Tri-Cities refinancing trend still strong, but Coronavirus turns things upside down

Rock-bottom mortgage rates enticed Tri-Cities homeowners to flock toward refinancing during the last three quarter of 2019, according to ATTOM Data Solution’s Q4 Mortgage Origination Report.  During Q4, refi loan originations almost equaled the number of purchase originations.

And all of that was B.C. (Before Coronavirus). By late March it was a whole new ball game and it was beginning to look like housing and home financing were turning upside down, at least in the short-term.

“The fourth quarter was a banner period for residential mortgages across the United States, as declining interest rates and a strong economy helped spur more than 2 million borrowers to sign on for new or refinanced loans,” said Todd Teta, chief product officer at ATTOM Data Solutions. “Refinancing largely drove the trend, with more than twice as many homeowners trading in higher-interest mortgages for cheaper ones than in the same period of 2018. These trends could all change when the economic fallout from the Coronavirus outbreak hits. But the last few months of 2019 saw a burst of lending activity not seen in the U.S. housing market for several years.”


“Could all change” was rapidly becoming changing according to local lenders. Deals that we already in the pipeline will save March and the Q1 picture. But things were beginning to change in the latter weeks of the month.

David Hamilton, president of the Tri-Cities Mortgage Bankers’ Association, said he watched applications drop off the face of the earth with much of his blue-collar clientele. He added that many of the pre-approved clients were beginning to back off. “They’re scared to death,” he said.

Steve Reed at Benchmark said his firm saw good volumes when everyone rushed into refinance. He said he wasn’t seeing a lot of people getting pre-approved on the purchase side. There were other similar responses. Although the sampling was random, a March-April decline was in the range of 30% to 40%

Nationwide mortgage application volume fell 29% in the week ending March 20, according to the Mortgage Bankers Association. It was the largest drop since 2009. At the same time, the home-purchase index fell 15% to its lowest level since August 2019 and dropped 11% on the year. It was the first year-over-year decline in more than three months.

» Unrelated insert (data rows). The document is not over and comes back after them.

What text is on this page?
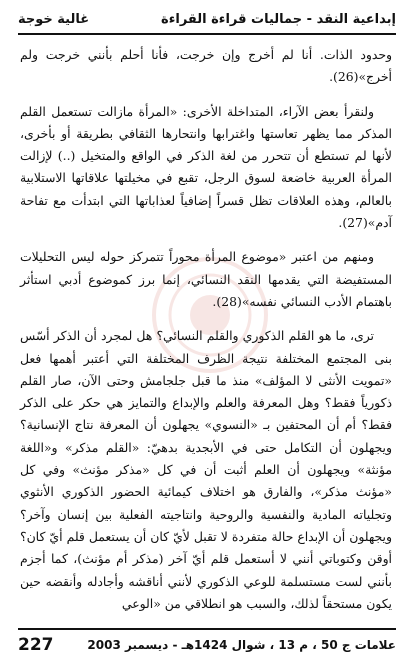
إبداعية النقد - جماليات قراءة القراءة
غالية خوجة

وحدود الذات. أنا لم أخرج وإن خرجت، فأنا أحلم بأنني خرجت ولم أخرج»(26).

ولنقرأ بعض الآراء، المتداخلة الأخرى: «المرأة مازالت تستعمل القلم المذكر مما يظهر تعاستها واغترابها وانتحارها الثقافي بطريقة أو بأخرى، لأنها لم تستطع أن تتحرر من لغة الذكر في الواقع والمتخيل (..) لإزالت المرأة العربية خاضعة لسوق الرجل، تقبع في مخيلتها علاقاتها الاستلابية بالعالم، وهذه العلاقات تظل قسراً إضافياً لعذاباتها التي ابتدأت مع تفاحة آدم»(27).

ومنهم من اعتبر «موضوع المرأة محوراً تتمركز حوله ليس التحليلات المستفيضة التي يقدمها النقد النسائي، إنما برز كموضوع أدبي استأثر باهتمام الأدب النسائي نفسه»(28).

ترى، ما هو القلم الذكوري والقلم النسائي؟ هل لمجرد أن الذكر أسّس بنى المجتمع المختلفة نتيجة الظرف المختلفة التي أعتبر أهمها فعل «تمويت الأنثى لا المؤلف» منذ ما قبل جلجامش وحتى الآن، صار القلم ذكورياً فقط؟ وهل المعرفة والعلم والإبداع والتمايز هي حكر على الذكر فقط؟ أم أن المحتفين بـ «النسوي» يجهلون أن المعرفة نتاج الإنسانية؟ ويجهلون أن التكامل حتى في الأبجدية بدهيّ: «القلم مذكر» و«اللغة مؤنثة» ويجهلون أن العلم أثبت أن في كل «مذكر مؤنث» وفي كل «مؤنث مذكر»، والفارق هو اختلاف كيمائية الحضور الذكوري الأنثوي وتجلياته المادية والنفسية والروحية وانتاجيته الفعلية بين إنسان وآخر؟ ويجهلون أن الإبداع حالة متفردة لا تقبل لأيّ كان أن يستعمل قلم أيّ كان؟ أوقن وكتوباتي أنني لا أستعمل قلم أيّ آخر (مذكر أم مؤنث)، كما أجزم بأنني لست مستسلمة للوعي الذكوري لأنني أناقشه وأجادله وأنقضه حين يكون مستحقاً لذلك، والسبب هو انطلاقي من «الوعي

علامات ج 50 ، م 13 ، شوال 1424هـ - ديسمبر 2003
227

And those refi applications that were so strong during the last three quarters of 2019 dropped 34% from the previous week. But even with that decline, they were up 195% from a year ago.

“Potential homebuyers might continue to hold off on buying until there is a slowdown in the spread of the coronavirus and more clarity on the economic outlook,” Joel Kan, MBA’s associate vice president of Economic and Industry Forecasting, said in a statement.

During the final week of March, rates began stabilizing after the Federal Reserve stepped in. On March 26, the 30-year fixed-rate mortgage dropped to 3.5%, 0.14% lower than it was at the beginning of the year.